A recap of our week spent at Amazon Web Services (AWS) re:Invent 2018

The sheer volume of announcements coming from AWS re:Invent last week was staggering. There were a couple of key points articulated by the AWS leadership team that we found interesting for our world in legacy modernization.  We break it down for you in our recap of AWS re:Invent.

There’s a new sheriff in town: the builders

AWS’ keynote presentation led by CEO Andy Jassy was an impressive session. Not shockingly, he chose that platform to communicate dozens of significant news announcements.

Jassy placed particular emphasis on dedicating AWS to improving the lives of “builders,” – a newly defined term which includes engineers, developers, operations specialists, IT managers, and CIOs who increasingly rely on the cloud.

We agree with the notion of builders, and see one of the benefits as getting more collaboration across services and tools. However, while many builders will want to build greenfield applications and take advantage of cutting edge services, the reality is that the starting point to modernize is still a concern that keeps our legacy customers awake at night.

It’s exciting to see these new services and the broader definition of the builder role, but a significant gap still exists between being able to benefit from these services and the need to escape legacy mainframe technologies as the first step in what will become an incremental journey toward the cloud. In fact, apart from a couple of specialized sessions, the term “legacy mainframe” was rarely used.

As the builder role evolves, so too will modernization partners who work to help enterprises kick start the first step in their transformation efforts, which more often than not involves moving away from a legacy mainframe.

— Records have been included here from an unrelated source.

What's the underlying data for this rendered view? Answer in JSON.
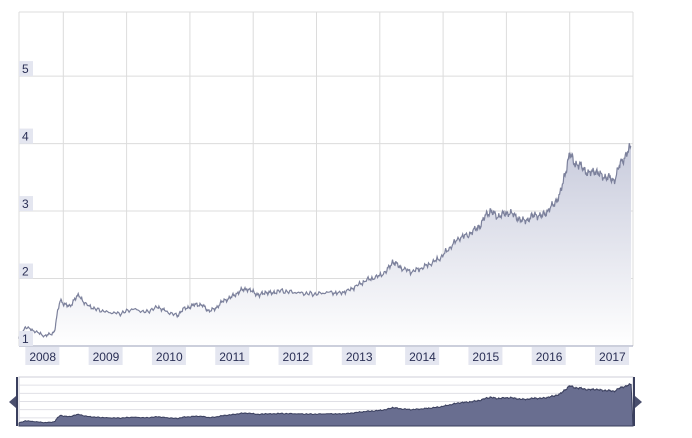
{
  "chart_data": {
    "type": "area",
    "title": "",
    "xlabel": "",
    "ylabel": "",
    "xlim": [
      2007.9,
      2017.6
    ],
    "ylim": [
      1,
      5.95
    ],
    "grid": true,
    "legend": "none",
    "y_ticks": [
      1,
      2,
      3,
      4,
      5
    ],
    "y_tick_labels": [
      "1",
      "2",
      "3",
      "4",
      "5"
    ],
    "x_tick_labels": [
      "2008",
      "2009",
      "2010",
      "2011",
      "2012",
      "2013",
      "2014",
      "2015",
      "2016",
      "2017"
    ],
    "series": [
      {
        "x": [
          2007.9,
          2008.0,
          2008.15,
          2008.3,
          2008.42,
          2008.46,
          2008.5,
          2008.55,
          2008.62,
          2008.7,
          2008.78,
          2008.85,
          2008.95,
          2009.1,
          2009.3,
          2009.5,
          2009.7,
          2009.9,
          2010.1,
          2010.2,
          2010.4,
          2010.5,
          2010.6,
          2010.7,
          2010.8,
          2010.9,
          2011.0,
          2011.1,
          2011.2,
          2011.3,
          2011.4,
          2011.5,
          2011.6,
          2011.7,
          2011.8,
          2011.9,
          2012.0,
          2012.2,
          2012.4,
          2012.6,
          2012.8,
          2012.95,
          2013.1,
          2013.25,
          2013.4,
          2013.55,
          2013.7,
          2013.8,
          2013.85,
          2013.95,
          2014.1,
          2014.25,
          2014.4,
          2014.55,
          2014.7,
          2014.85,
          2015.0,
          2015.1,
          2015.2,
          2015.28,
          2015.35,
          2015.45,
          2015.55,
          2015.65,
          2015.75,
          2015.85,
          2015.95,
          2016.05,
          2016.15,
          2016.25,
          2016.35,
          2016.45,
          2016.5,
          2016.55,
          2016.6,
          2016.65,
          2016.7,
          2016.8,
          2016.9,
          2017.0,
          2017.1,
          2017.2,
          2017.3,
          2017.4,
          2017.5,
          2017.57
        ],
        "values": [
          1.12,
          1.28,
          1.22,
          1.15,
          1.18,
          1.22,
          1.45,
          1.68,
          1.62,
          1.58,
          1.7,
          1.75,
          1.62,
          1.55,
          1.5,
          1.48,
          1.55,
          1.5,
          1.58,
          1.52,
          1.45,
          1.55,
          1.58,
          1.62,
          1.6,
          1.52,
          1.55,
          1.65,
          1.7,
          1.75,
          1.82,
          1.85,
          1.8,
          1.75,
          1.8,
          1.78,
          1.82,
          1.8,
          1.78,
          1.77,
          1.8,
          1.78,
          1.82,
          1.9,
          1.98,
          2.02,
          2.1,
          2.25,
          2.22,
          2.15,
          2.1,
          2.15,
          2.22,
          2.3,
          2.45,
          2.6,
          2.65,
          2.72,
          2.8,
          2.95,
          3.0,
          2.92,
          2.95,
          2.98,
          2.92,
          2.85,
          2.88,
          2.95,
          2.92,
          3.0,
          3.1,
          3.25,
          3.45,
          3.65,
          3.85,
          3.75,
          3.7,
          3.65,
          3.55,
          3.6,
          3.52,
          3.5,
          3.45,
          3.7,
          3.85,
          3.95
        ]
      }
    ]
  },
  "navigator": {
    "left_handle": "left-arrow-icon",
    "right_handle": "right-arrow-icon"
  },
  "colors": {
    "line": "#7c819c",
    "fill_top": "#c8cbdc",
    "fill_bottom": "#ffffff",
    "nav_fill": "#696e90",
    "nav_outline": "#3a3f5e",
    "tick_label_bg": "#e4e6f0",
    "tick_label_text": "#2a2f55"
  }
}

AWS: Obsessed with customer input

During his keynote session on Thursday, AWS CTO Dr. Werner Vogels mentioned a data point that was pretty astounding, and really brought home the antithesis of the old technology industry’s adage “build it and they will come.”  AWS has such an active user community that at this point 95 percent of AWS features and services are based on customer feedback. According to AWS and covered in an IT Pro article, a customer-driven approach is baked into the culture at AWS and is even included at the top of its list of Leadership Principles: “Leaders start with the customer and work backwards. They work vigorously to earn and keep customer trust. Although leaders pay attention to competitors, they obsess over customers.”

Thank you to our partner AWS for hosting such a customer-centric and content-rich event! We look forward to returning again next year.